The three Romanian men who shared our unheated compartment from Bucharest and had spent the night eating onion sandwiches and complaining about the smell of my feet, became sudden allies and spat at the floor as the soldier left. They still had their passports, though.

We waited in suspense for half an hour until Mr Big arrived. You could tell he was important because of the large amount of gold braid which adorned his shoulders. Instead of confiscating our Levi's and frogmarching us back across the border, he smiled broadly, doffed his hat, and announced, in perfect English, 'So sorry to keep you waiting. Would you care for a drink?'

It was six o'clock in the morning, but who were we to argue? Boris escorted us to his office in the barracks, made a young conscript carry our rucksacks and extended his arm to help us off the train.

Upstairs in the barracks the mean- looking soldier boys looked altogether more harmless. Some were sprawled across a bed listening to a Madonna album, while others were engaged in unashamed preening in front of a full- length mirror.

Alexei, our friend with the gold braid, was doing a very bad impression of a Soviet border guard. He obviously hadn't been watching the right films. 'Vodka? Tea? With lemon? We'll have to search your bags, but it's only a formality.'

He soon dispensed with this formality, however, after uncovering half a loaf of mouldy bread, a squashed banana and some very dubious socks. 'Ah, but I thought that the English like to wash their dirty linen in public, no?' Alexei chuckled. 'You must excuse me. I study the dictionary, but rarely have the opportunity to use the proverbs and sayings section.'

Deciding that this was the moment to confess, I sketched in the details of our embarrassing lack of train ticket and both Ukrainian and Russian visas. 'Ah, but of course,' said Alexei understandingly, 'but please first do me the pleasure of singing Ticket To Ride. The Beatles are my favourite group.' Public humiliation seemed a small price to pay for the Russian visa. Jeremy Beadle failed to materialise from behind the filing cabinet, so Marx was wrong, there must be a God. The barrack boys loved every moment of my performance. They obviously did not have nearly as many stupid foreigners passing through Vadul Siret as they would have liked. After that there seemed to be no good reason not to sit around, drink vodka, and crack proverbs.

True to his word, Alexei snapped his fingers, interrupting two of the soldiers from a rather delicate nasal hair removal operation, and dispatched them to get us tickets. 'You are in sleeping car 14. The price is 2,934 Coupons.' Coupons are the Ukrainian version of the rouble. It sounded like a rather worrying amount of money to someone with dollars 50 to their name. Fortunately for us, although rather less fortunately for the Ukrainians, the Coupon had gone ballistic, and the two-day journey to Moscow cost well under a dollar. Suddenly I felt guiltily rich. My dollars 50 represented several months' pay.

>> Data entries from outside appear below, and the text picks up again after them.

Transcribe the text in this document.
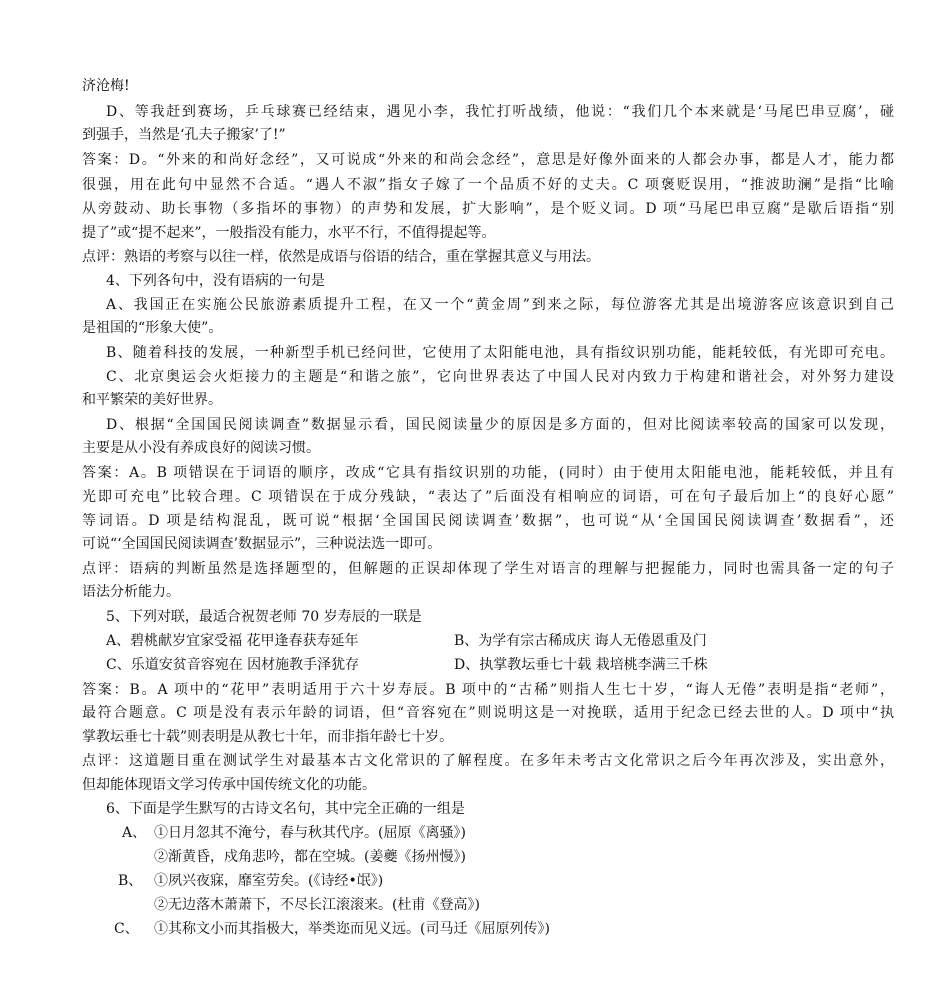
济沧梅!
D、等我赶到赛场，乒乓球赛已经结束，遇见小李，我忙打听战绩，他说：“我们几个本来就是‘马尾巴串豆腐’，碰
到强手，当然是‘孔夫子搬家’了!”
答案：D。“外来的和尚好念经”，又可说成“外来的和尚会念经”，意思是好像外面来的人都会办事，都是人才，能力都
很强，用在此句中显然不合适。“遇人不淑”指女子嫁了一个品质不好的丈夫。C 项褒贬误用，“推波助澜”是指“比喻
从旁鼓动、助长事物（多指坏的事物）的声势和发展，扩大影响”，是个贬义词。D 项“马尾巴串豆腐”是歇后语指“别
提了”或“提不起来”，一般指没有能力，水平不行，不值得提起等。
点评：熟语的考察与以往一样，依然是成语与俗语的结合，重在掌握其意义与用法。
4、下列各句中，没有语病的一句是
A、我国正在实施公民旅游素质提升工程，在又一个“黄金周”到来之际，每位游客尤其是出境游客应该意识到自己
是祖国的“形象大使”。
B、随着科技的发展，一种新型手机已经问世，它使用了太阳能电池，具有指纹识别功能，能耗较低，有光即可充电。
C、北京奥运会火炬接力的主题是“和谐之旅”，它向世界表达了中国人民对内致力于构建和谐社会，对外努力建设
和平繁荣的美好世界。
D、根据“全国国民阅读调查”数据显示看，国民阅读量少的原因是多方面的，但对比阅读率较高的国家可以发现，
主要是从小没有养成良好的阅读习惯。
答案：A。B 项错误在于词语的顺序，改成“它具有指纹识别的功能，(同时）由于使用太阳能电池，能耗较低，并且有
光即可充电”比较合理。C 项错误在于成分残缺，“表达了”后面没有相响应的词语，可在句子最后加上“的良好心愿”
等词语。D 项是结构混乱，既可说“根据‘全国国民阅读调查’数据”，也可说“从‘全国国民阅读调查’数据看”，还
可说“‘全国国民阅读调查’数据显示”，三种说法选一即可。
点评：语病的判断虽然是选择题型的，但解题的正误却体现了学生对语言的理解与把握能力，同时也需具备一定的句子
语法分析能力。
5、下列对联，最适合祝贺老师 70 岁寿辰的一联是
A、碧桃献岁宜家受福 花甲逢春获寿延年	B、为学有宗古稀成庆 诲人无倦恩重及门
C、乐道安贫音容宛在 因材施教手泽犹存	D、执掌教坛垂七十载 栽培桃李满三千株
答案：B。A 项中的“花甲”表明适用于六十岁寿辰。B 项中的“古稀”则指人生七十岁，“诲人无倦”表明是指“老师”，
最符合题意。C 项是没有表示年龄的词语，但“音容宛在”则说明这是一对挽联，适用于纪念已经去世的人。D 项中“执
掌教坛垂七十载”则表明是从教七十年，而非指年龄七十岁。
点评：这道题目重在测试学生对最基本古文化常识的了解程度。在多年未考古文化常识之后今年再次涉及，实出意外，
但却能体现语文学习传承中国传统文化的功能。
6、下面是学生默写的古诗文名句，其中完全正确的一组是
A、 ①日月忽其不淹兮，春与秋其代序。(屈原《离骚》)
②渐黄昏，戍角悲吟，都在空城。(姜夔《扬州慢》)
B、 ①夙兴夜寐，靡室劳矣。(《诗经•氓》)
②无边落木萧萧下，不尽长江滚滚来。(杜甫《登高》)
C、	①其称文小而其指极大，举类迩而见义远。(司马迁《屈原列传》)
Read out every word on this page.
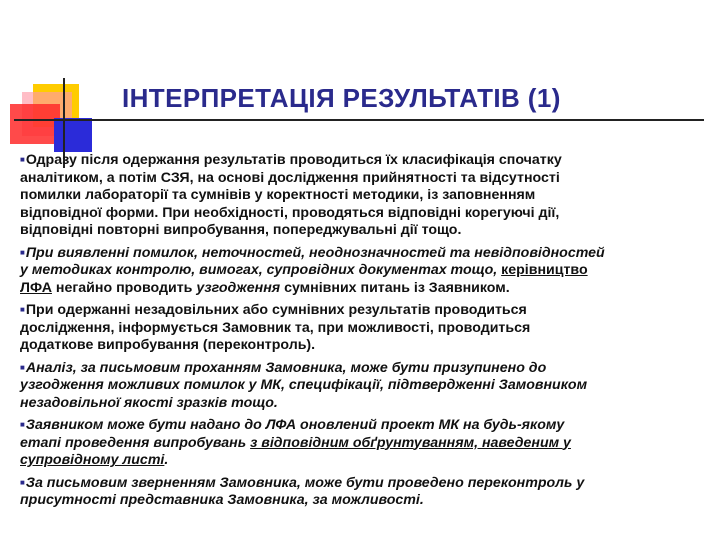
ІНТЕРПРЕТАЦІЯ РЕЗУЛЬТАТІВ (1)
■Одразу після одержання результатів проводиться їх класифікація спочатку
аналітиком, а потім СЗЯ, на основі дослідження прийнятності та відсутності
помилки лабораторії та сумнівів у коректності методики, із заповненням
відповідної форми. При необхідності, проводяться відповідні корегуючі дії,
відповідні повторні випробування, попереджувальні дії тощо.
■При виявленні помилок, неточностей, неоднозначностей та невідповідностей
у методиках контролю, вимогах, супровідних документах тощо, керівництво
ЛФА негайно проводить узгодження сумнівних питань із Заявником.
■При одержанні незадовільних або сумнівних результатів проводиться
дослідження, інформується Замовник та, при можливості, проводиться
додаткове випробування (переконтроль).
■Аналіз, за письмовим проханням Замовника, може бути призупинено до
узгодження можливих помилок у МК, специфікації, підтвердженні Замовником
незадовільної якості зразків тощо.
■Заявником може бути надано до ЛФА оновлений проект МК на будь-якому
етапі проведення випробувань з відповідним обґрунтуванням, наведеним у
супровідному листі.
■За письмовим зверненням Замовника, може бути проведено переконтроль у
присутності представника Замовника, за можливості.
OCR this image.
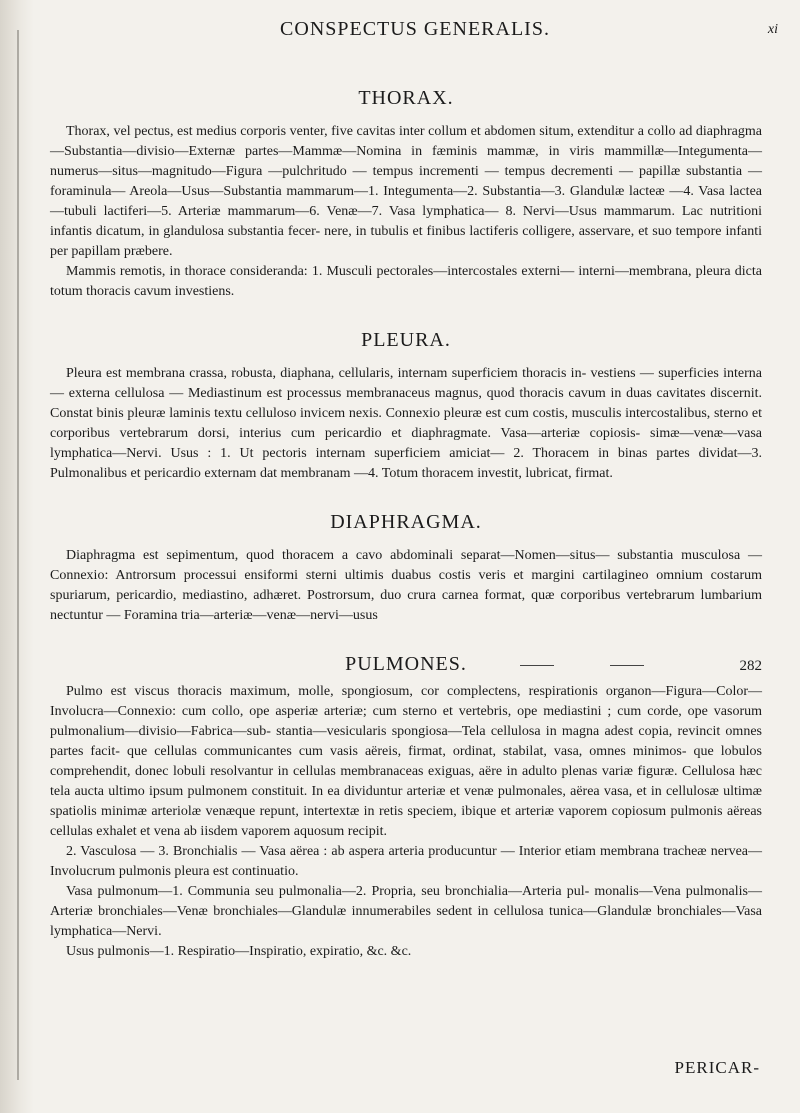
CONSPECTUS GENERALIS.	xi
THORAX.

Thorax, vel pectus, est medius corporis venter, five cavitas inter collum et abdomen situm, extenditur a collo ad diaphragma—Substantia—divisio—Externæ partes—Mammæ—Nomina in fæminis mammæ, in viris mammillæ—Integumenta—numerus—situs—magnitudo—Figura —pulchritudo — tempus incrementi — tempus decrementi — papillæ substantia — foraminula— Areola—Usus—Substantia mammarum—1. Integumenta—2. Substantia—3. Glandulæ lacteæ —4. Vasa lactea—tubuli lactiferi—5. Arteriæ mammarum—6. Venæ—7. Vasa lymphatica— 8. Nervi—Usus mammarum. Lac nutritioni infantis dicatum, in glandulosa substantia fecer- nere, in tubulis et finibus lactiferis colligere, asservare, et suo tempore infanti per papillam præbere.

Mammis remotis, in thorace considerandа: 1. Musculi pectorales—intercostales externi— interni—membrana, pleura dicta totum thoracis cavum investiens.

PLEURA.

Pleura est membrana crassa, robusta, diaphana, cellularis, internam superficiem thoracis in- vestiens — superficies interna — externa cellulosa — Mediastinum est processus membranaceus magnus, quod thoracis cavum in duas cavitates discernit. Constat binis pleuræ laminis textu celluloso invicem nexis. Connexio pleuræ est cum costis, musculis intercostalibus, sterno et corporibus vertebrarum dorsi, interius cum pericardio et diaphragmate. Vasa—arteriæ copiosis- simæ—venæ—vasa lymphatica—Nervi. Usus : 1. Ut pectoris internam superficiem amiciat— 2. Thoracem in binas partes dividat—3. Pulmonalibus et pericardio externam dat membranam —4. Totum thoracem investit, lubricat, firmat.

DIAPHRAGMA.

Diaphragma est sepimentum, quod thoracem a cavo abdominali separat—Nomen—situs— substantia musculosa — Connexio: Antrorsum processui ensiformi sterni ultimis duabus costis veris et margini cartilagineo omnium costarum spuriarum, pericardio, mediastino, adhæret. Postrorsum, duo crura carnea format, quæ corporibus vertebrarum lumbarium nectuntur — Foramina tria—arteriæ—venæ—nervi—usus

PULMONES.	282

Pulmo est viscus thoracis maximum, molle, spongiosum, cor complectens, respirationis organon—Figura—Color—Involucra—Connexio: cum collo, ope asperiæ arteriæ; cum sterno et vertebris, ope mediastini ; cum corde, ope vasorum pulmonalium—divisio—Fabrica—sub- stantia—vesicularis spongiosa—Tela cellulosa in magna adest copia, revincit omnes partes facit- que cellulas communicantes cum vasis aëreis, firmat, ordinat, stabilat, vasa, omnes minimos- que lobulos comprehendit, donec lobuli resolvantur in cellulas membranaceas exiguas, aëre in adulto plenas variæ figuræ. Cellulosa hæc tela aucta ultimo ipsum pulmonem constituit. In ea dividuntur arteriæ et venæ pulmonales, aërea vasa, et in cellulosæ ultimæ spatiolis minimæ arteriolæ venæque repunt, intertextæ in retis speciem, ibique et arteriæ vaporem copiosum pulmonis aëreas cellulas exhalet et vena ab iisdem vaporem aquosum recipit.

2. Vasculosa — 3. Bronchialis — Vasa aërea : ab aspera arteria producuntur — Interior etiam membrana tracheæ nervea—Involucrum pulmonis pleura est continuatio.

Vasa pulmonum—1. Communia seu pulmonalia—2. Propria, seu bronchialia—Arteria pul- monalis—Vena pulmonalis—Arteriæ bronchiales—Venæ bronchiales—Glandulæ innumerabiles sedent in cellulosa tunica—Glandulæ bronchiales—Vasa lymphatica—Nervi.

Usus pulmonis—1. Respiratio—Inspiratio, expiratio, &c. &c.

PERICAR-
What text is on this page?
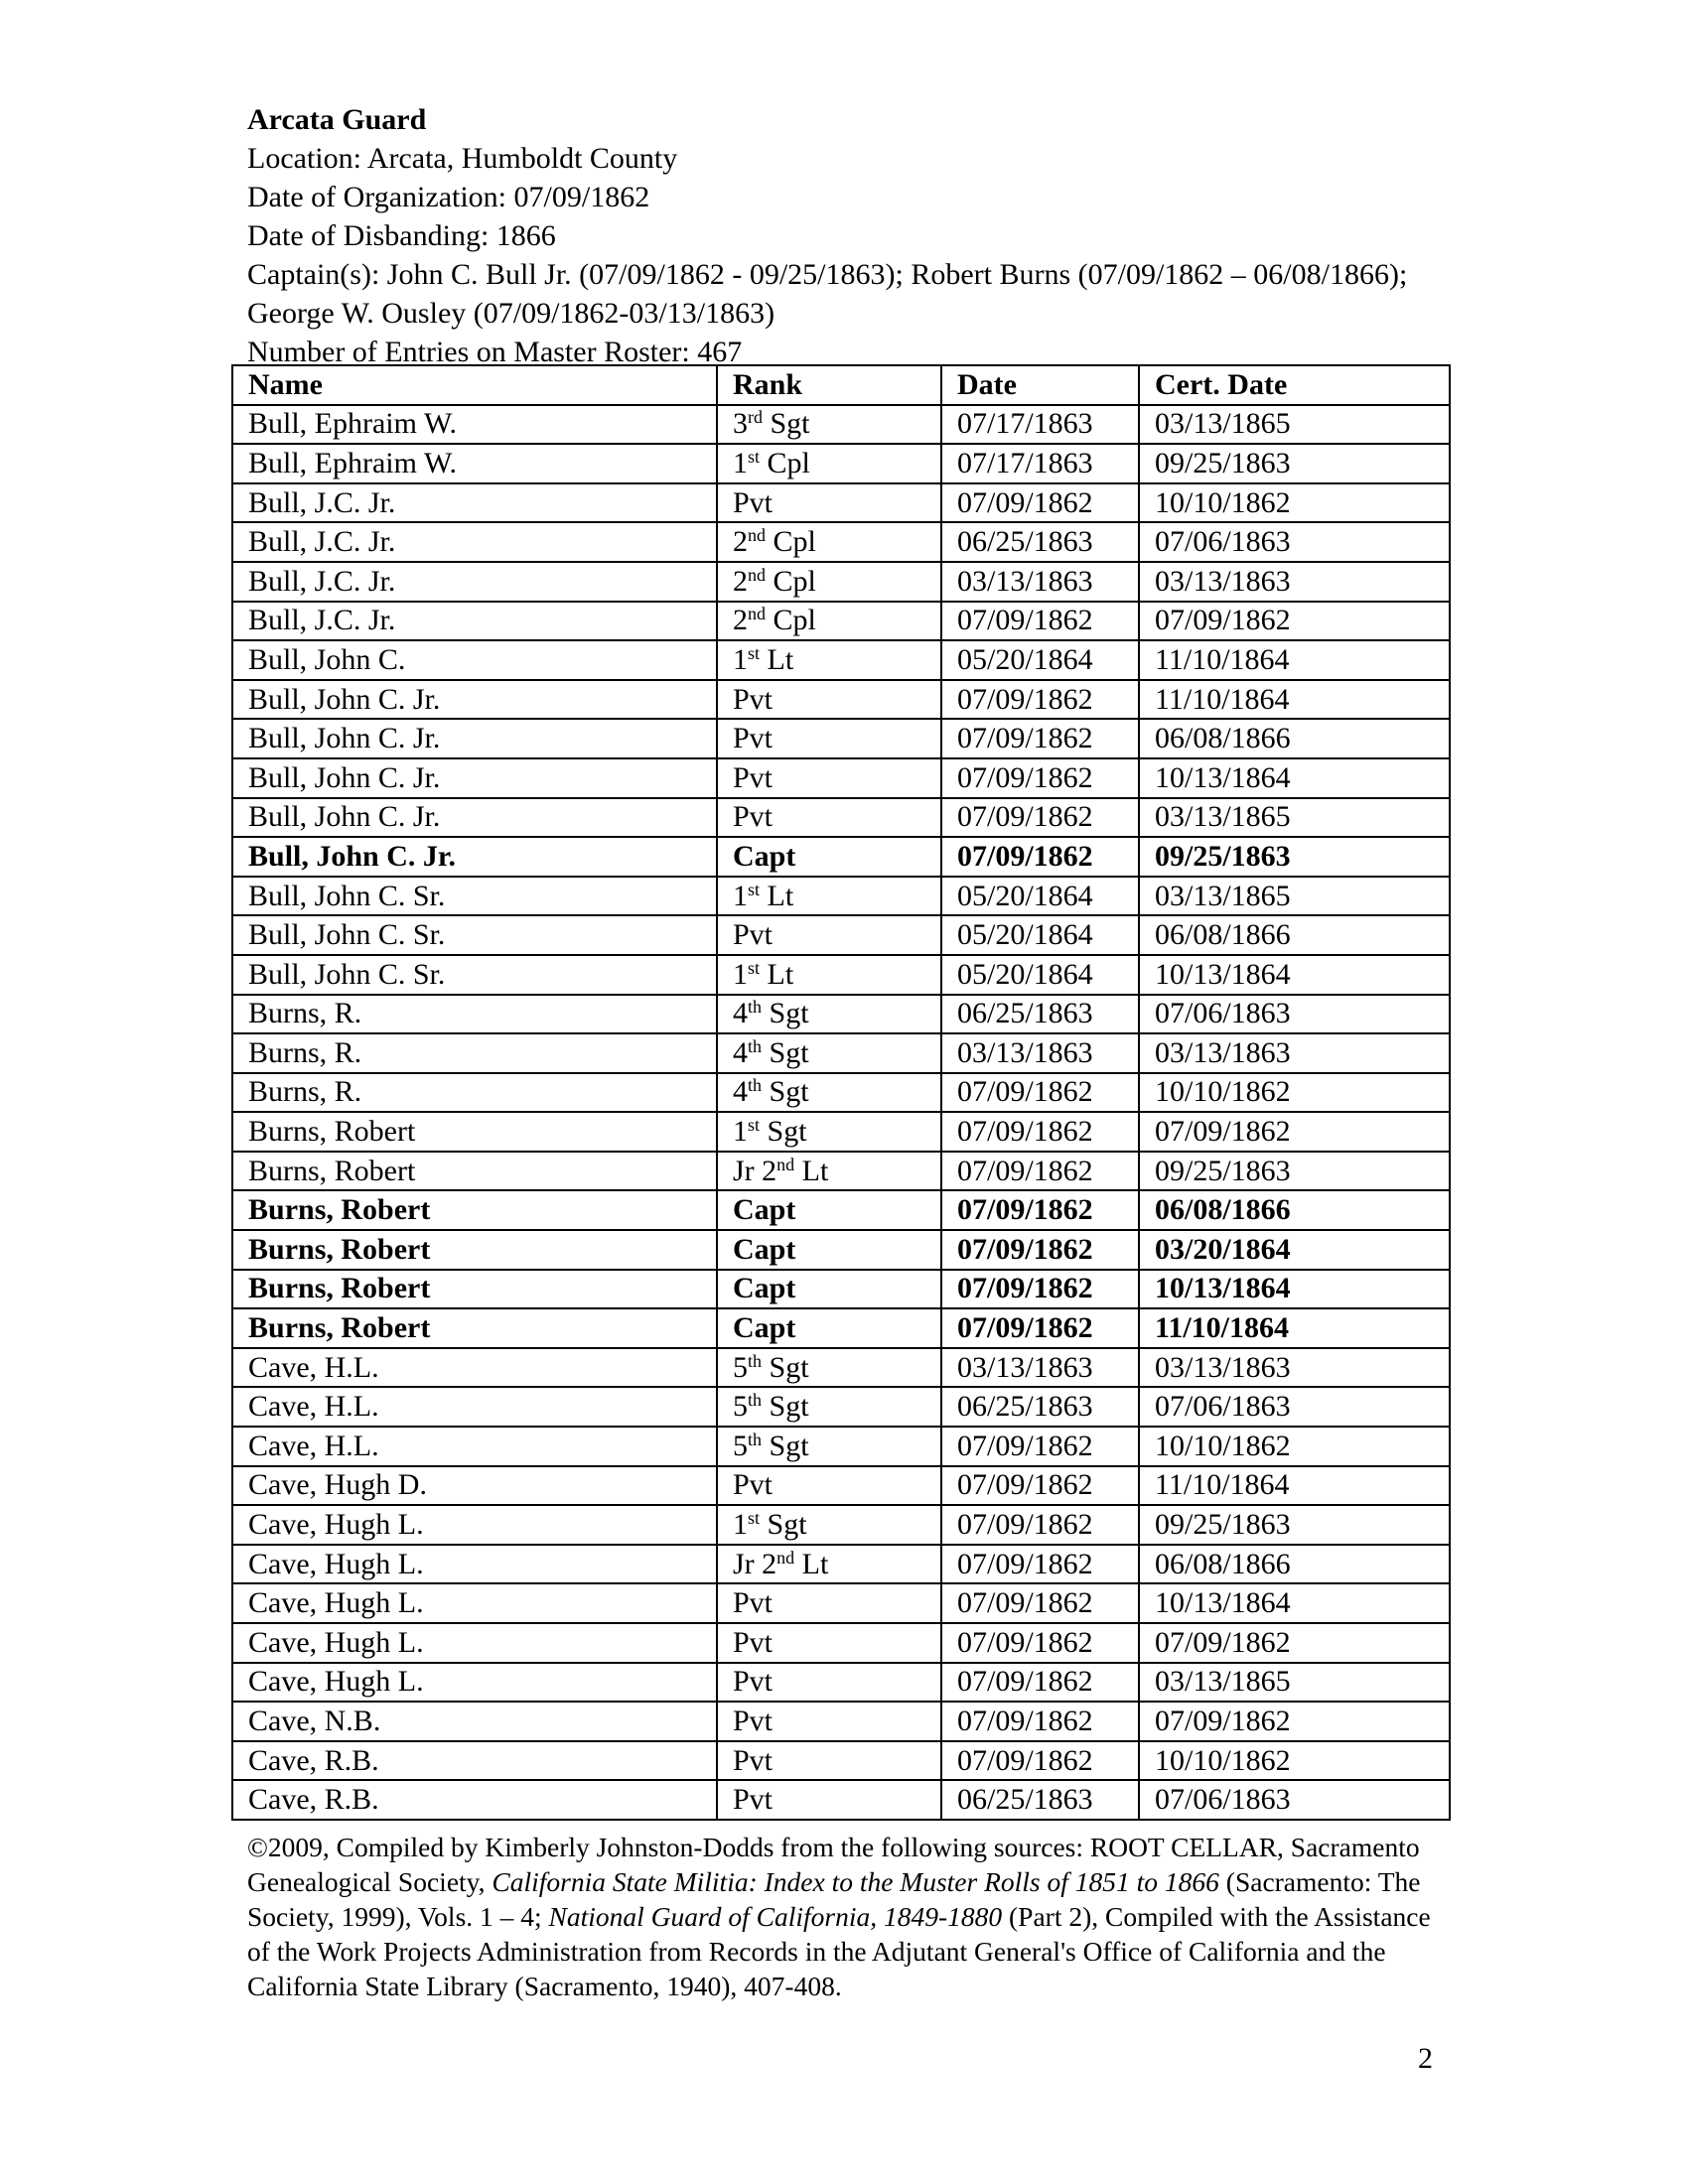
Arcata Guard
Location: Arcata, Humboldt County
Date of Organization: 07/09/1862
Date of Disbanding: 1866
Captain(s): John C. Bull Jr. (07/09/1862 - 09/25/1863); Robert Burns (07/09/1862 – 06/08/1866); George W. Ousley (07/09/1862-03/13/1863)
Number of Entries on Master Roster: 467
Name	Rank	Date	Cert. Date
Bull, Ephraim W.	3rd Sgt	07/17/1863	03/13/1865
Bull, Ephraim W.	1st Cpl	07/17/1863	09/25/1863
Bull, J.C. Jr.	Pvt	07/09/1862	10/10/1862
Bull, J.C. Jr.	2nd Cpl	06/25/1863	07/06/1863
Bull, J.C. Jr.	2nd Cpl	03/13/1863	03/13/1863
Bull, J.C. Jr.	2nd Cpl	07/09/1862	07/09/1862
Bull, John C.	1st Lt	05/20/1864	11/10/1864
Bull, John C. Jr.	Pvt	07/09/1862	11/10/1864
Bull, John C. Jr.	Pvt	07/09/1862	06/08/1866
Bull, John C. Jr.	Pvt	07/09/1862	10/13/1864
Bull, John C. Jr.	Pvt	07/09/1862	03/13/1865
Bull, John C. Jr.	Capt	07/09/1862	09/25/1863
Bull, John C. Sr.	1st Lt	05/20/1864	03/13/1865
Bull, John C. Sr.	Pvt	05/20/1864	06/08/1866
Bull, John C. Sr.	1st Lt	05/20/1864	10/13/1864
Burns, R.	4th Sgt	06/25/1863	07/06/1863
Burns, R.	4th Sgt	03/13/1863	03/13/1863
Burns, R.	4th Sgt	07/09/1862	10/10/1862
Burns, Robert	1st Sgt	07/09/1862	07/09/1862
Burns, Robert	Jr 2nd Lt	07/09/1862	09/25/1863
Burns, Robert	Capt	07/09/1862	06/08/1866
Burns, Robert	Capt	07/09/1862	03/20/1864
Burns, Robert	Capt	07/09/1862	10/13/1864
Burns, Robert	Capt	07/09/1862	11/10/1864
Cave, H.L.	5th Sgt	03/13/1863	03/13/1863
Cave, H.L.	5th Sgt	06/25/1863	07/06/1863
Cave, H.L.	5th Sgt	07/09/1862	10/10/1862
Cave, Hugh D.	Pvt	07/09/1862	11/10/1864
Cave, Hugh L.	1st Sgt	07/09/1862	09/25/1863
Cave, Hugh L.	Jr 2nd Lt	07/09/1862	06/08/1866
Cave, Hugh L.	Pvt	07/09/1862	10/13/1864
Cave, Hugh L.	Pvt	07/09/1862	07/09/1862
Cave, Hugh L.	Pvt	07/09/1862	03/13/1865
Cave, N.B.	Pvt	07/09/1862	07/09/1862
Cave, R.B.	Pvt	07/09/1862	10/10/1862
Cave, R.B.	Pvt	06/25/1863	07/06/1863
©2009, Compiled by Kimberly Johnston-Dodds from the following sources: ROOT CELLAR, Sacramento Genealogical Society, California State Militia: Index to the Muster Rolls of 1851 to 1866 (Sacramento: The Society, 1999), Vols. 1 – 4; National Guard of California, 1849-1880 (Part 2), Compiled with the Assistance of the Work Projects Administration from Records in the Adjutant General's Office of California and the California State Library (Sacramento, 1940), 407-408.
2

Wanting to give Alexei some sort of present, I dug into my pack and found some tapes and books. The soldiers gathered around excitedly to look at the cassettes. Instead of looking on covetously, they picked them up in disbelief and started laughing. Alexei played translator: 'Perhaps in Moscow you can pick up something a bit more modern.' So much for being a flash Westerner.

He put us on the train, gave us the necessary documents and told us to visit his mother in Moscow for him. 'Next time you come,' he added wistfully, 'perhaps you can sing Back in the USSR.'

Travel hints: you can enter Russia on a three-day transit visa, though you will probably have to prove you are passing through. Buy any rail tickets only to the border: domestic trains in Eastern Europe are still relatively cheap, but international ones are heavily inflated.